Eduardo Tironi

Jornalista há 28 anos, a maioria deles dedicados ao esporte, cobriu as Copas do Mundo de 1998 (França), pelo Notícias Populares, e 2006 (Alemanha) pelo Diário Lance!, onde foi editor-executivo. Sete anos como comentarista e editor-executivo na ESPN Brasil, tendo participado da cobertura da Copa do Brasil (2014) e da Olimpíada do Rio-2016 pelo canal.

Papo com Tironi

Corinthians precisa do remédio amargo do Fla. Vai tomar?

Por Eduardo Tironi 31/03/2021 • 08:13 - Atualizado em 31/03/2021 • 08:14
Corinthians acumula uma dívida que já se aproxima de R$ 1 bilhão
Corinthians acumula uma dívida que já se aproxima de R$ 1 bilhão
Divulgação/Ag. Corinthians/Rodrigo Coca

"O Corinthians será um dos três clubes mais poderosos do mundo", prometeu Andrés Sanchez. A declaração foi dada em setembro de 2013, quando o Alvinegro surfava numa onda muito positiva: campeão da Libertadores, campeão do mundo e, finalmente, viabilizando o seu estádio.

Esta semana, em março de 2021, saiu o balanço financeiro de 2020 do clube. A dívida se aproxima de R$ 1 bilhão.

A coincidência: o mandatário da promessa de 2013 foi Andrés. O mandatário que terminou seu segundo mandato agora e entregou o Corinthians com dívida bilionária é Andrés Sanchez. O que assusta os corintianos: o atual comando do clube é do mesmo grupo político do ex-presidente.

Mais ou menos no mesmo momento em que Andrés prometia o impossível, o Flamengo acenava com um remédio amargo. A administração de Eduardo Bandeira de Mello anunciava corte de gastos, cinto apertado e nenhuma promessa de times bons nos anos seguintes.

No meio do processo conquistou uma Copa do Brasil, alguns estaduais e colecionou participações discretas no Brasileiro e em competições internacionais.

Enquanto isso, o Corinthians abocanhou mais alguns Brasileiros, Paulistas e fez do seu então treinador, Tite, comandante da Seleção Brasileira.

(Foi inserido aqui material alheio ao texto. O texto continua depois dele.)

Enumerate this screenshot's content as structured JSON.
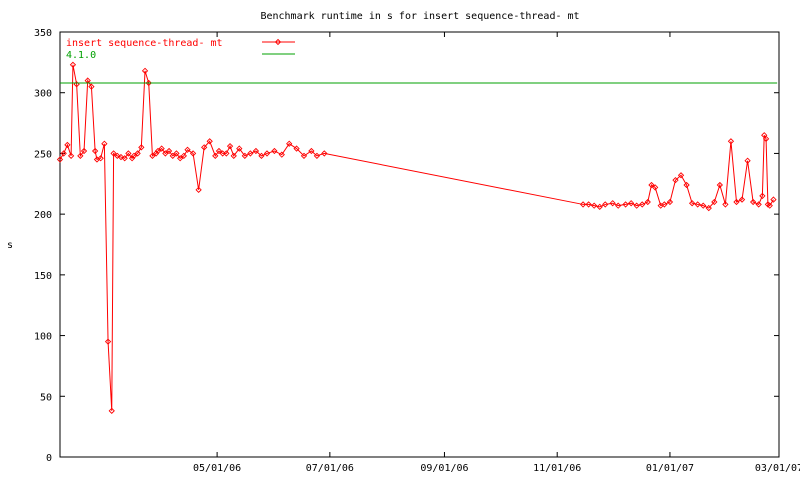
{
  "chart_data": {
    "type": "line",
    "title": "Benchmark runtime in s for insert sequence-thread-  mt",
    "xlabel": "",
    "ylabel": "s",
    "ylim": [
      0,
      350
    ],
    "xlim": [
      "2006-02-05",
      "2007-03-01"
    ],
    "yticks": [
      0,
      50,
      100,
      150,
      200,
      250,
      300,
      350
    ],
    "xticks": [
      {
        "date": "2006-05-01",
        "label": "05/01/06"
      },
      {
        "date": "2006-07-01",
        "label": "07/01/06"
      },
      {
        "date": "2006-09-01",
        "label": "09/01/06"
      },
      {
        "date": "2006-11-01",
        "label": "11/01/06"
      },
      {
        "date": "2007-01-01",
        "label": "01/01/07"
      },
      {
        "date": "2007-03-01",
        "label": "03/01/07"
      }
    ],
    "grid": false,
    "legend_position": "top-left",
    "series": [
      {
        "name": "insert sequence-thread-  mt",
        "color": "#ff0000",
        "marker": "diamond",
        "x": [
          "2006-02-05",
          "2006-02-07",
          "2006-02-09",
          "2006-02-11",
          "2006-02-12",
          "2006-02-14",
          "2006-02-16",
          "2006-02-18",
          "2006-02-20",
          "2006-02-22",
          "2006-02-24",
          "2006-02-25",
          "2006-02-27",
          "2006-03-01",
          "2006-03-03",
          "2006-03-05",
          "2006-03-06",
          "2006-03-08",
          "2006-03-10",
          "2006-03-12",
          "2006-03-14",
          "2006-03-16",
          "2006-03-17",
          "2006-03-19",
          "2006-03-21",
          "2006-03-23",
          "2006-03-25",
          "2006-03-27",
          "2006-03-29",
          "2006-03-30",
          "2006-04-01",
          "2006-04-03",
          "2006-04-05",
          "2006-04-07",
          "2006-04-09",
          "2006-04-11",
          "2006-04-13",
          "2006-04-15",
          "2006-04-18",
          "2006-04-21",
          "2006-04-24",
          "2006-04-27",
          "2006-04-30",
          "2006-05-02",
          "2006-05-04",
          "2006-05-06",
          "2006-05-08",
          "2006-05-10",
          "2006-05-13",
          "2006-05-16",
          "2006-05-19",
          "2006-05-22",
          "2006-05-25",
          "2006-05-28",
          "2006-06-01",
          "2006-06-05",
          "2006-06-09",
          "2006-06-13",
          "2006-06-17",
          "2006-06-21",
          "2006-06-24",
          "2006-06-28",
          "2006-11-15",
          "2006-11-18",
          "2006-11-21",
          "2006-11-24",
          "2006-11-27",
          "2006-12-01",
          "2006-12-04",
          "2006-12-08",
          "2006-12-11",
          "2006-12-14",
          "2006-12-17",
          "2006-12-20",
          "2006-12-22",
          "2006-12-24",
          "2006-12-27",
          "2006-12-29",
          "2007-01-01",
          "2007-01-04",
          "2007-01-07",
          "2007-01-10",
          "2007-01-13",
          "2007-01-16",
          "2007-01-19",
          "2007-01-22",
          "2007-01-25",
          "2007-01-28",
          "2007-01-31",
          "2007-02-03",
          "2007-02-06",
          "2007-02-09",
          "2007-02-12",
          "2007-02-15",
          "2007-02-18",
          "2007-02-20",
          "2007-02-21",
          "2007-02-22",
          "2007-02-23",
          "2007-02-24",
          "2007-02-26"
        ],
        "y": [
          245,
          250,
          257,
          248,
          323,
          307,
          248,
          252,
          310,
          305,
          252,
          245,
          246,
          258,
          95,
          38,
          250,
          248,
          247,
          246,
          250,
          246,
          248,
          250,
          255,
          318,
          308,
          248,
          250,
          252,
          254,
          250,
          252,
          248,
          250,
          246,
          248,
          253,
          250,
          220,
          255,
          260,
          248,
          252,
          250,
          250,
          256,
          248,
          254,
          248,
          250,
          252,
          248,
          250,
          252,
          249,
          258,
          254,
          248,
          252,
          248,
          250,
          208,
          208,
          207,
          206,
          208,
          209,
          207,
          208,
          209,
          207,
          208,
          210,
          224,
          222,
          207,
          208,
          210,
          228,
          232,
          224,
          209,
          208,
          207,
          205,
          210,
          224,
          208,
          260,
          210,
          212,
          244,
          210,
          208,
          215,
          265,
          262,
          208,
          207,
          212
        ]
      },
      {
        "name": "4.1.0",
        "color": "#00a000",
        "marker": "none",
        "x": [
          "2006-02-05",
          "2007-02-28"
        ],
        "y": [
          308,
          308
        ]
      }
    ]
  }
}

O jogo hoje é outro. O Flamengo está rico, tem o melhor elenco do País, é o atual bicampeão brasileiro e faturou a Libertadores em 2019. Em 2021, vê um mar calmo pela frente. Se vai ter que cortar custos por causa da pandemia (e vai como todo mundo), provavelmente não estará inviabilizado como alguns de seus rivais locais como Vasco e Botafogo, ambos na Série B do Brasileirão e sem grandes perspectivas pela frente.

O Corinthians, agora, parece ter se rendido e anuncia que vai tomar o remédio amargo que o Fla começou a tomar há oito anos.

No começo é mais simples. A barriga da torcida está cheia, o time ganhou muito nas últimas temporadas. Ao longo dos anos, se as taças não aparecerem, o gosto vai ficando mais amargo.